Below is an illustration of this testing and reporting process. The data pipeline has been represented as a single pipe icon to simplify the diagram:

Figure-02

Pytest uploads a test CSV. It is a known-good file, which means the tests should pass if the pipeline is working correctly.
The data pipeline processes the tests. This usually takes 15-20 minutes.
The tests query Athena for the results of the pipeline run.
Pandas transforms the Athena output data into the same format as the input data and compares the input data to the re-shaped output data.
The tests fail because they detect discrepancies between the input and output Carbon Footprint columns. In this example, the data type of this metric has been incorrectly coerced from a floating point value into an integer.
The tests produce a new CSV showing only values that differ between the input and output.
A data engineer analyzes the differential CSV to debug and fix the responsible defect.

The major difference between the above diagram and the real solution is, of course, the size of data. When the input and output both have millions of records, generating a report of only the differing values in a matter of seconds obviously has major advantages over manual spot checking or assuming the data matches.
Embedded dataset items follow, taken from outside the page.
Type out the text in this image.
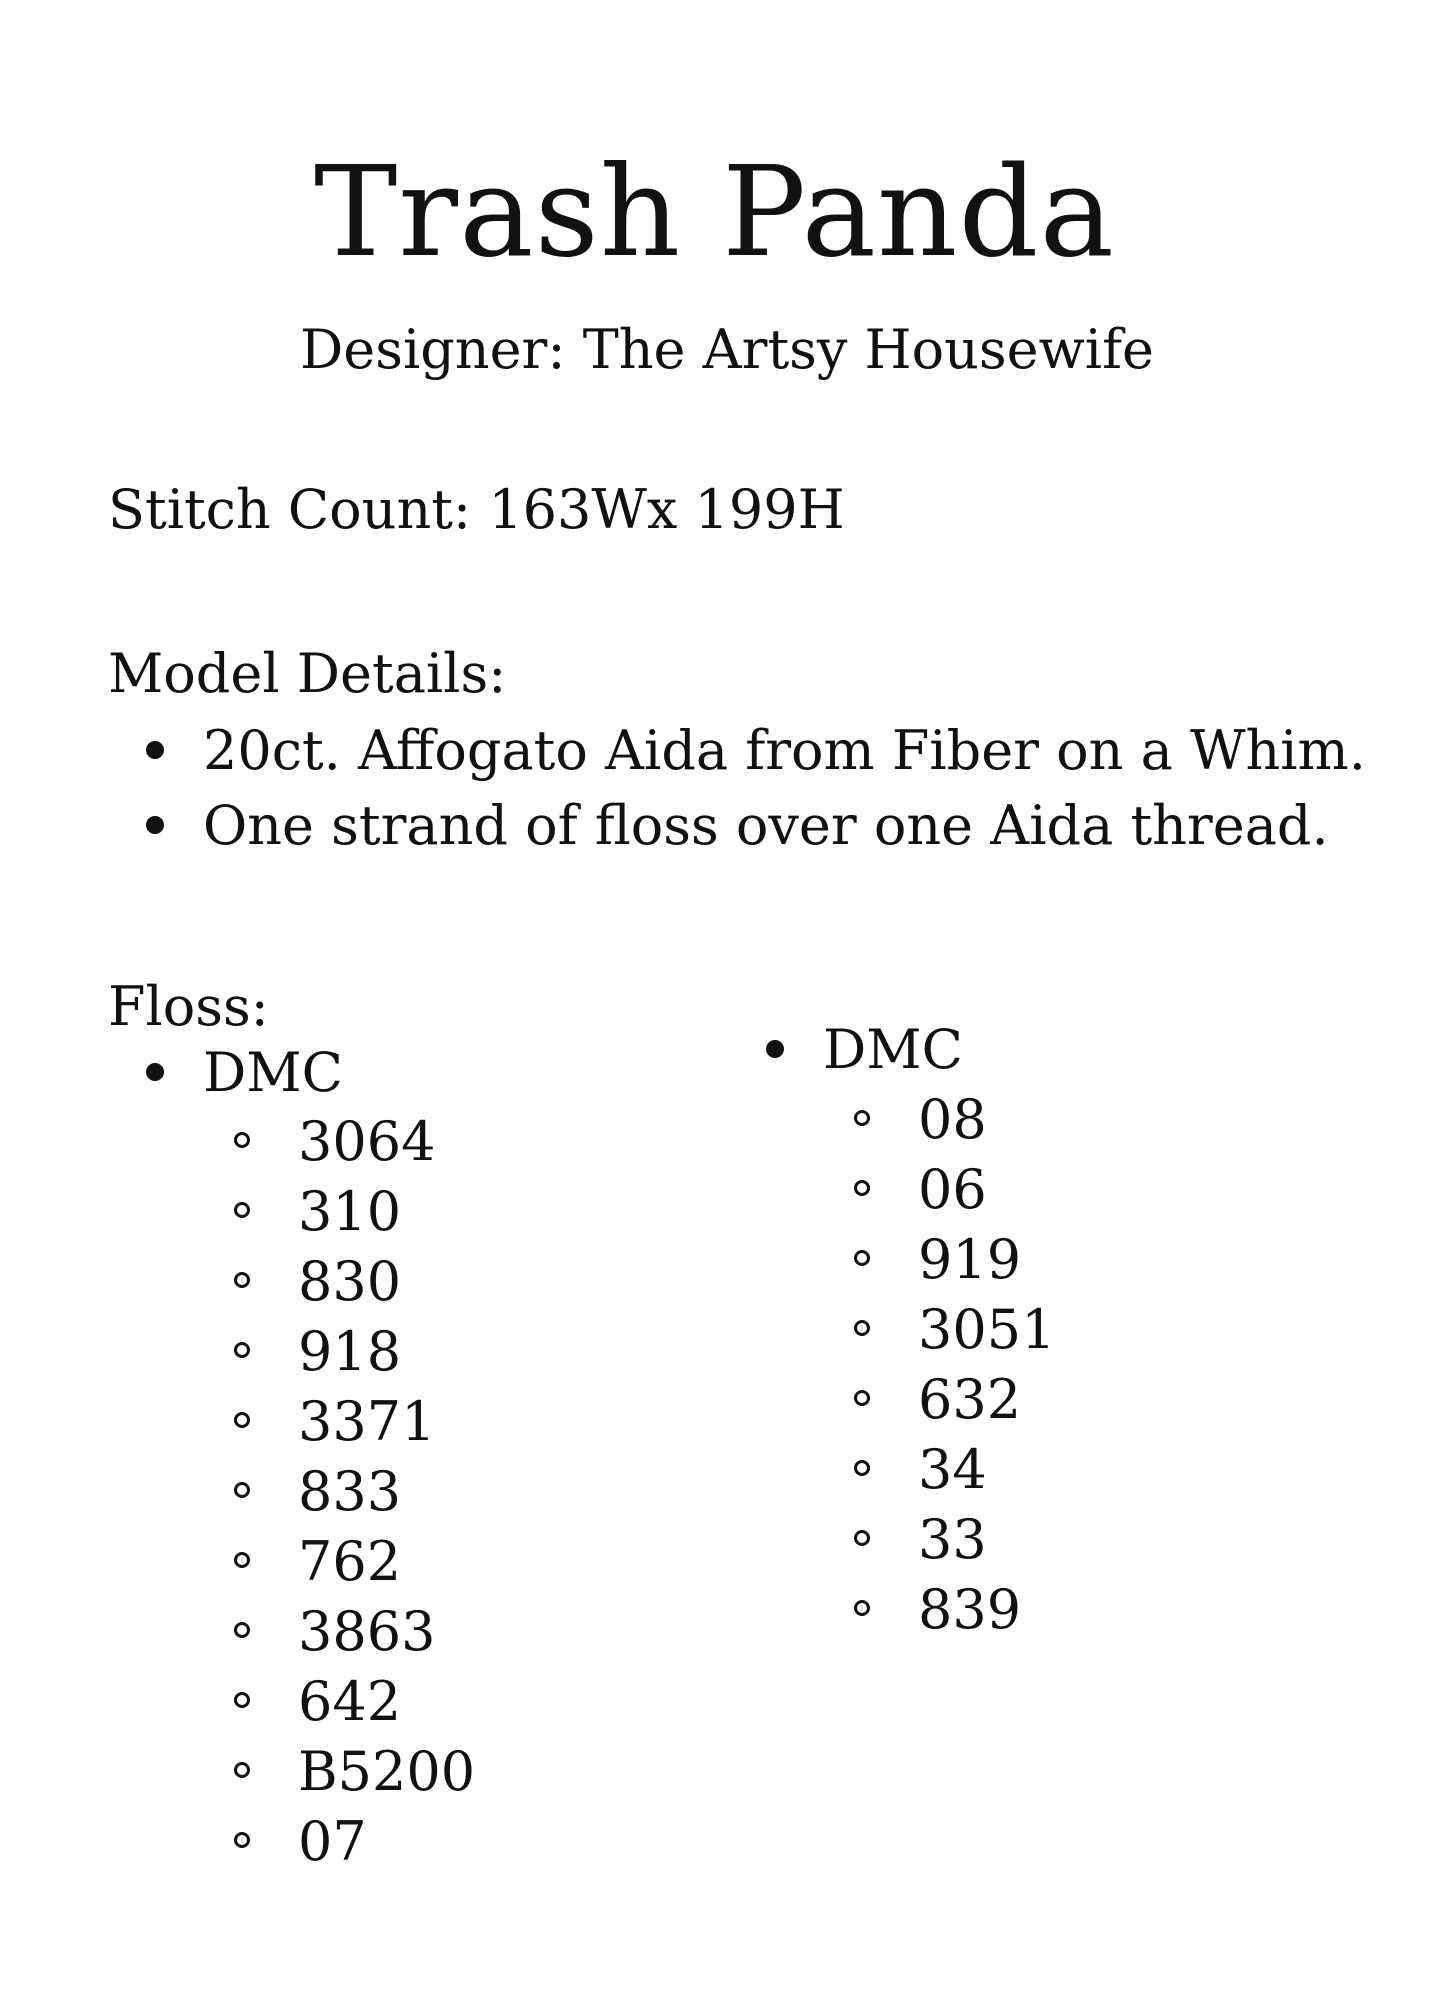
Trash Panda

Designer: The Artsy Housewife

Stitch Count: 163Wx 199H
Model Details:
20ct. Affogato Aida from Fiber on a Whim.
One strand of floss over one Aida thread.
Floss:
DMC
3064
310
830
918
3371
833
762
3863
642
B5200
07
DMC
08
06
919
3051
632
34
33
839
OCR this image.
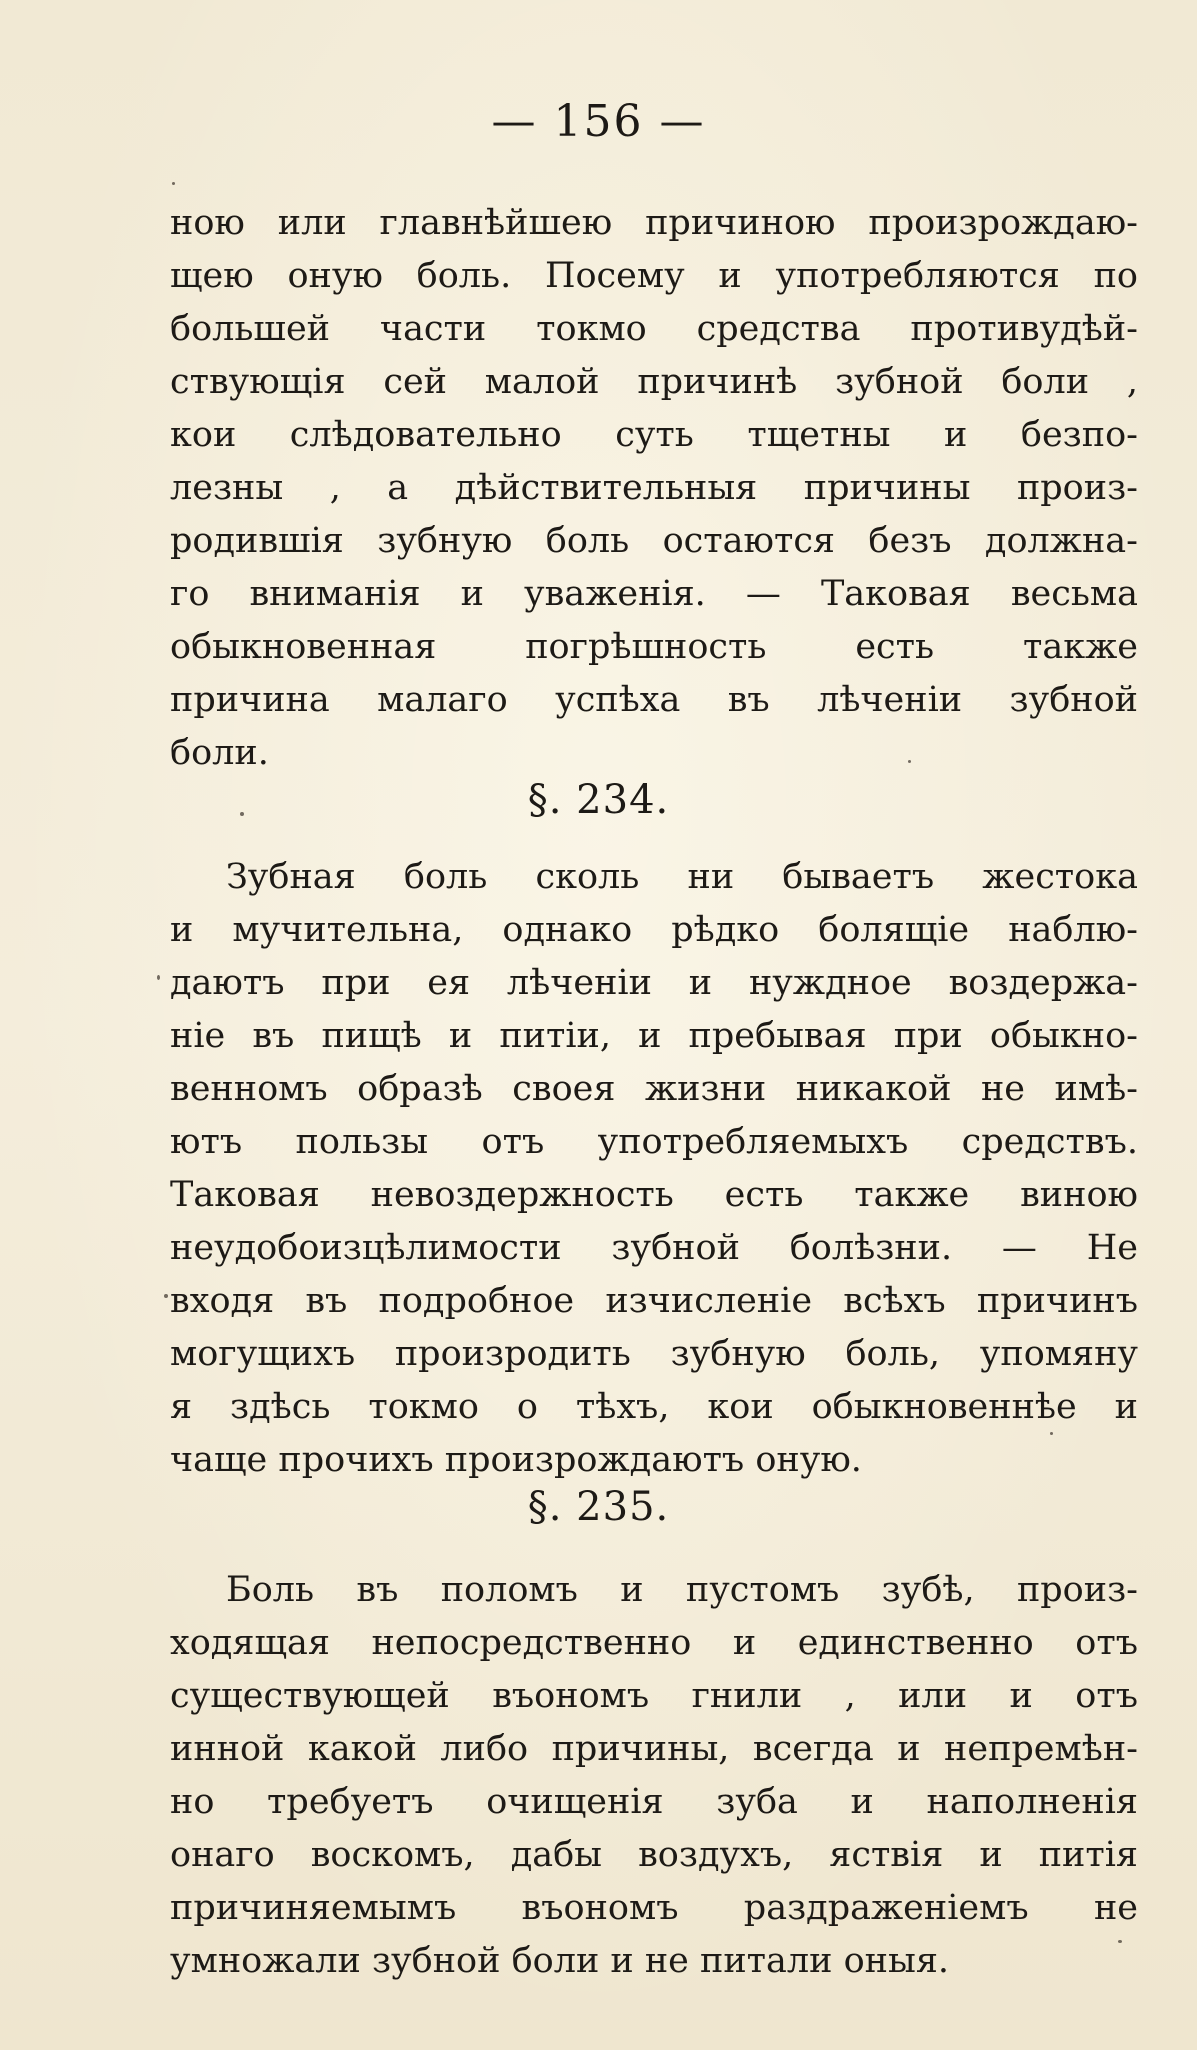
— 156 —
ною или главнѣйшею причиною произрождаю-
щею оную боль. Посему и употребляются по
большей части токмо средства противудѣй-
ствующія сей малой причинѣ зубной боли ,
кои слѣдовательно суть тщетны и безпо-
лезны , а дѣйствительныя причины произ-
родившія зубную боль остаются безъ должна-
го вниманія и уваженія. — Таковая весьма
обыкновенная погрѣшность есть также
причина малаго успѣха въ лѣченіи зубной
боли.
§. 234.
Зубная боль сколь ни бываетъ жестока
и мучительна, однако рѣдко болящіе наблю-
даютъ при ея лѣченіи и нуждное воздержа-
ніе въ пищѣ и питіи, и пребывая при обыкно-
венномъ образѣ своея жизни никакой не имѣ-
ютъ пользы отъ употребляемыхъ средствъ.
Таковая невоздержность есть также виною
неудобоизцѣлимости зубной болѣзни. — Не
входя въ подробное изчисленіе всѣхъ причинъ
могущихъ произродить зубную боль, упомяну
я здѣсь токмо о тѣхъ, кои обыкновеннѣе и
чаще прочихъ произрождаютъ оную.
§. 235.
Боль въ поломъ и пустомъ зубѣ, произ-
ходящая непосредственно и единственно отъ
существующей въономъ гнили , или и отъ
инной какой либо причины, всегда и непремѣн-
но требуетъ очищенія зуба и наполненія
онаго воскомъ, дабы воздухъ, яствія и питія
причиняемымъ въономъ раздраженіемъ не
умножали зубной боли и не питали оныя.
Finally, Vertical Relevance provided documentation and training for the QA engineers and developers who were taking over the project.

AWS Services Used

AWS Infrastructure Scripting – CloudFormation, boto3
AWS Compute Services – EKS, Lambda, Step Functions
AWS Storage Services – S3
AWS Database Services – DynamoDB
AWS Analytics Services – Glue, Athena
AWS Management and Governance Services – CloudWatch, CloudTrail
AWS Security, Identity, Compliance Services – IAM, AWS Single Sign-On

Third-party applications or solutions used

pytest, pytest-bdd, and pytest-xdist
Pandas
Jenkins
Kubernetes

Outcome Metrics

Automated data pipeline workflow to create curated views for end user consumption – eliminated manual data processing
Reduction from 1 hour average testing time per dataset to 15-20 minutes for the entire dataset
Reduction in cumulative average regression test suite time from 27 hours to 40 minutes, a 4000% decrease
Capability to increase acceptance testing frequency from once per 2 weeks to multiple times per day

Summary

By engaging with Vertical Relevance, the customer obtained a carefully planned, scalable, and maintainable testing framework that dramatically reduced testing time for their mission-critical application and enabled them to constantly test the application’s releasability. Vertical Relevance consultants took a business-focused approach rather than ladening the customer with technology aimed at developers only. While it will also improve developers’ lives, Vertical Relevance’s work will help improve the customer’s overall business outcomes by getting them to market faster, more safely, and more confidently.